You are not alone if you think understanding the sacroiliac joint is a daunting task. Many medical professionals feel the same way (although they may not admit it.)

And when the pain keeps you up at night, you may feel like throwing the studious approach right out the window. Or if you're really lucky, all this "SI joint info" is so boring and tedious, it puts you to sleep — despite the pain.

One can only hope...

Seriously, though, a little lifestyle guidance may be in order. Here are a few tips for dealing with bedtime and sleeping when you have SI joint pain.

  • SI joint dysfunction tends to occur on one one side of the body; you may benefit from bending one leg up while sleeping.

    In general, being aware of which side has the problem can be used to your advantage. According to Lauren Hebert, physical therapist and author of Sex and Back Pain, 80% of people who experience sacroiliac joint pain find relief from their symptoms when they can relax the affected hip backward. This can be accomplished by bending the leg of the painful side, she says.
  • Let's talk sex for a minute.

    If you have SI pain, you might consider the modifying the bottom missionary position so that one leg is bent up and resting on the outside of your partner's leg. Another possibility is to sit at the edge of a chair with the leg on the painful side up so that the heel can be placed on the seat of the chair. The other foot is placed on the floor. The top partner kneels on the floor.

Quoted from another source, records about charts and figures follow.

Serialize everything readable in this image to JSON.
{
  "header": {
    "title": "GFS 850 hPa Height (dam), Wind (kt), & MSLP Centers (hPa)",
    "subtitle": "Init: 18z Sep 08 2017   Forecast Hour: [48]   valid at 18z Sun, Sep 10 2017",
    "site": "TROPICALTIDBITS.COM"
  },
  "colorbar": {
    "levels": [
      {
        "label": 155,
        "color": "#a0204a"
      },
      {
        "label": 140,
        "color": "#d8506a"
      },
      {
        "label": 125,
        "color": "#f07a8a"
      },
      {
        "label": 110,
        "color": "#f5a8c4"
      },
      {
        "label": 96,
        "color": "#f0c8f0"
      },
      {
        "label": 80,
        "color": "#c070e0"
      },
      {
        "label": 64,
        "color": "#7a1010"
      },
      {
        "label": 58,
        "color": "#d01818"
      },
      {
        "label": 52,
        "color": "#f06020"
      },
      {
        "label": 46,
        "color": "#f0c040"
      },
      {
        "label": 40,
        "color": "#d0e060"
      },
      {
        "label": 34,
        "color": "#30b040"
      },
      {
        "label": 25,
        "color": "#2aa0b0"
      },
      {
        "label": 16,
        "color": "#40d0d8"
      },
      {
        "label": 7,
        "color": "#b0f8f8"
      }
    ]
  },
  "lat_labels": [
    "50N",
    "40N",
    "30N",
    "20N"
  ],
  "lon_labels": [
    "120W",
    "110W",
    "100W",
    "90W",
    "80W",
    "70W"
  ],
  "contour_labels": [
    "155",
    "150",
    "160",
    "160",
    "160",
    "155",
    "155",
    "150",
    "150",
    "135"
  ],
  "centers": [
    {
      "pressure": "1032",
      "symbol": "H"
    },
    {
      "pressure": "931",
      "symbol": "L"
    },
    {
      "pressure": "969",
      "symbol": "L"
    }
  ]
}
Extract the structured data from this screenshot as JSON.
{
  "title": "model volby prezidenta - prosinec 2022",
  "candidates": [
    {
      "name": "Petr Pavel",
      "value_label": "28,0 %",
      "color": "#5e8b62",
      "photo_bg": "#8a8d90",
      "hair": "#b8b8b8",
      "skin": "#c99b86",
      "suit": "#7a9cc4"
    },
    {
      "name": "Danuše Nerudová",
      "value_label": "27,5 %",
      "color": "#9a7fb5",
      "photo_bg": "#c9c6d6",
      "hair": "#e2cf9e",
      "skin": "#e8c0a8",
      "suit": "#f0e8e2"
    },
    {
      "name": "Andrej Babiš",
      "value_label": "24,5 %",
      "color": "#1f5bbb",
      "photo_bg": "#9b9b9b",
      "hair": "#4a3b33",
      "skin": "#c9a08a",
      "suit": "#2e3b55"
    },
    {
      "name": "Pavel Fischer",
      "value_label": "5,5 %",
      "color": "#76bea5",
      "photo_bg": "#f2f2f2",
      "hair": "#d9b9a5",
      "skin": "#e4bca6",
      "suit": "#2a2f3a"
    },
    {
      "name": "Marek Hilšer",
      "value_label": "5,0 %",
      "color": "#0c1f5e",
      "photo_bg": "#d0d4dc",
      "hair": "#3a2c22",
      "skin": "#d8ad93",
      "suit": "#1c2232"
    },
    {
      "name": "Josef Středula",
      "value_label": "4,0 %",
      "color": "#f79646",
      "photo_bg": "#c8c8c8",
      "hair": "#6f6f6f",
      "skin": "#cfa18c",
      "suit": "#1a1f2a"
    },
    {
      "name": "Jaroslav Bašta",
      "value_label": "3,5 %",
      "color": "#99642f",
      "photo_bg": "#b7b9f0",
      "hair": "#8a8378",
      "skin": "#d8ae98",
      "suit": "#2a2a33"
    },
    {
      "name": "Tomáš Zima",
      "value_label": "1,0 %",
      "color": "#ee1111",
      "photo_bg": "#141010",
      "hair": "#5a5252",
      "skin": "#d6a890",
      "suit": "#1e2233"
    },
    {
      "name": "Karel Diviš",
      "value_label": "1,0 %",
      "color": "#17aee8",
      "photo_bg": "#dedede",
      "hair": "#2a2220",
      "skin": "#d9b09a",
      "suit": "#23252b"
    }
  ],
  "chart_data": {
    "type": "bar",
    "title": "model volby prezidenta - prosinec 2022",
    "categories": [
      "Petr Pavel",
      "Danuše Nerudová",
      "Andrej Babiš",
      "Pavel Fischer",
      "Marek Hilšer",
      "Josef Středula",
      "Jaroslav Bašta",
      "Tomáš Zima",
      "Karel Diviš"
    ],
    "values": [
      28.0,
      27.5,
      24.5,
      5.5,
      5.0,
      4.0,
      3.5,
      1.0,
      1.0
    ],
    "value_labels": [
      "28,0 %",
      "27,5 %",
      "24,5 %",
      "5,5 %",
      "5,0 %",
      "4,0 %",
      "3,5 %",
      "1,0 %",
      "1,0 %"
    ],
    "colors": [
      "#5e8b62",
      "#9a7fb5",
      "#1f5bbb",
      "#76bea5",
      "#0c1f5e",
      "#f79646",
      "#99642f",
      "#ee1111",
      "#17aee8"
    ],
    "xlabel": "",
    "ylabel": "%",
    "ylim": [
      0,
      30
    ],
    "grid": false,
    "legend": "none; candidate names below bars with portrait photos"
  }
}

    If you're on top, you might modify the missionary position by propping your partner up with pillows. That way you can be on top with your leg of the painful side bent.

    Lying on your side is a positioning option that may help you develop emotional intimacy with your partner. Both partners can lie on their sides, facing one another. If you are on top, place a bent leg under your partner's (closest) leg, and if you're on the bottom, you, too can bend the leg on the painful side.

    And finally, you may want to look into a pelvic floor strengthening program. Relevant for both women and men, pelvic floor work can help you develop balance and stability through your hips, pelvis and low back, while at the same time improving your sex life. You can't beat that!

    Hebert, Lauren, A., P.T. (2001). Sex and Back Pain. Greenville, ME: IMPACC USA.
    White, A., III, M.D. (1990). Your Aching Back: A Doctor's Guide to Relief. New York, NY: Simon & Schuster/Fireside.
    Kisner, C., & Colby, L.A. (2002). Therapeutic Exercise: Foundations and Techniques.Philadelphia: F.A. Davis Company.